Avec BALADA TRISTE il explore les heures sombres de la guerre civile et les conséquences d’une société marquée au fer rouge du franquisme, avec un style moins naturaliste et moins radical que son homologue anglais, préférant la métaphore grossière au choc brut et frontal. En pleine Guerre civile espagnole, un clown est recruté de force par les troupes républicaines. Cruel, il massacre des combattants nationalistes à coup de machette avant d'être arrêté puis détenu. Il ne laissera qu'une consigne à son fils, un gage ultime de bonheur: la vengeance. Des années plus tard, son fils, Javier, devenu clown à l'instar de son père est engagé dans un cirque dominé par Sergio. Nous sommes à la fin de l'ère franquiste, en 1973. Les deux clowns, l'un triste, l'autre Auguste, vont se livrer une bataille sanglante pour conquérir le cœur d'une belle acrobate, Natalia. Avec DE LA IGLESIA on est toujours (très) loin des clichés hollywoodiens véhiculés par des images glamour. L’univers du cirque est propice a un défilé de « gueules », servi par une photographie, une intrigue et une mise en scène qui ne sont pas sans rappeler celles du « affreux, sale et méchant » (1976) de Ettore SCOLA (Dans un bidonville à Rome, Giacinto règne en tyran sur sa nombreuse famille, ou tous acceptent son autorité et sa mauvaise humeur, car le patriarche possède un magot que chacun espère lui voler).Mais la peinture au vitriol de LA IGLESIA , bien qu’extrêmement corrosive , va beaucoup plus loin dans l’émotion que son approche subversive , intronisée par la première partie (le clown combattant les républicains a la machette est jouissif !) , ne le laissait imaginer.
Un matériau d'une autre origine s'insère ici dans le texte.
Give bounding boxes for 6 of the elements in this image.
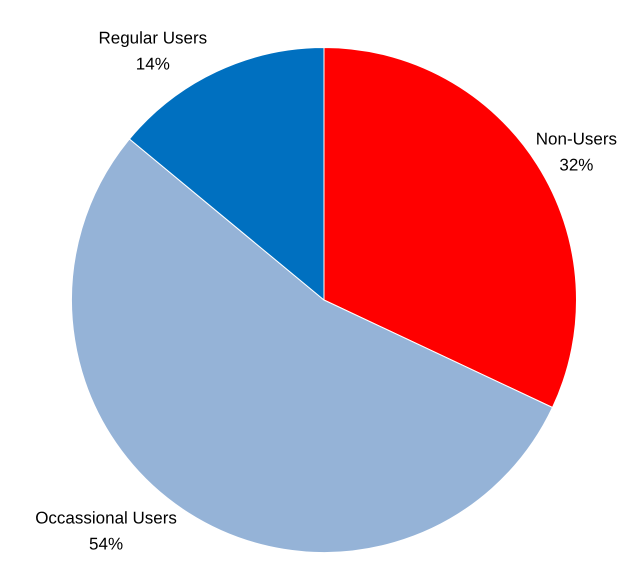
- slice-label: Occassional Users: [35, 508, 177, 528]
- data-label: 14%: [136, 54, 170, 74]
- slice-label: Non-Users: [536, 130, 618, 149]
- data-label: 54%: [89, 534, 124, 554]
- data-label: 32%: [559, 156, 594, 175]
- slice-label: Regular Users: [98, 28, 208, 48]
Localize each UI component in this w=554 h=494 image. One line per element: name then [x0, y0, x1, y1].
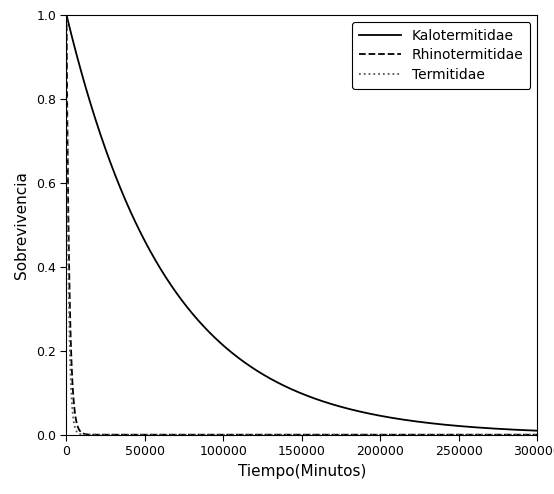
Legend: Kalotermitidae, Rhinotermitidae, Termitidae: Kalotermitidae, Rhinotermitidae, Termiti…	[352, 22, 530, 89]
Termitidae	[244, 432, 250, 438]
Termitidae	[176, 432, 183, 438]
Rhinotermitidae	[244, 432, 250, 438]
Termitidae	[534, 432, 541, 438]
Rhinotermitidae	[534, 432, 541, 438]
Rhinotermitidae	[63, 12, 70, 18]
Termitidae	[95, 432, 102, 438]
Line: Termitidae: Termitidae	[66, 15, 537, 435]
Line: Rhinotermitidae: Rhinotermitidae	[66, 15, 537, 435]
Y-axis label: Sobrevivencia: Sobrevivencia	[14, 171, 29, 279]
Kalotermitidae	[95, 125, 102, 131]
Kalotermitidae	[63, 12, 70, 18]
Termitidae	[63, 12, 70, 18]
Rhinotermitidae	[176, 432, 183, 438]
Kalotermitidae	[534, 428, 541, 434]
Kalotermitidae	[319, 398, 325, 404]
Termitidae	[319, 432, 325, 438]
Kalotermitidae	[244, 361, 250, 367]
Kalotermitidae	[347, 406, 353, 412]
Termitidae	[413, 432, 419, 438]
Rhinotermitidae	[319, 432, 325, 438]
Rhinotermitidae	[95, 432, 102, 438]
Line: Kalotermitidae: Kalotermitidae	[66, 15, 537, 431]
Rhinotermitidae	[413, 432, 419, 438]
Rhinotermitidae	[347, 432, 353, 438]
Kalotermitidae	[413, 418, 419, 424]
X-axis label: Tiempo(Minutos): Tiempo(Minutos)	[238, 464, 366, 479]
Kalotermitidae	[176, 294, 183, 300]
Termitidae	[347, 432, 353, 438]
B.T. alterne les scènes de violence pure, de gore et de sexe, avec des scènes d’un romantisme déconcertant, un véritable ascenseur émotionnel entre rires et larmes, vagues a l’âme et haut le cœur. En deux scènes qui ouvre (le clown au sol prêt a être achevé et qui asperge son bourreau avec ses fleurs plastiques) et clôture (dans le véhicule de police l’auguste et le clown triste exacerbe leur personnage) le film ALEX DE LA IGLESIA exalte son amour du 7eme art, et avec ce BALADA TRISTE, véritable ode romantique il nous livre son œuvre la plus aboutie.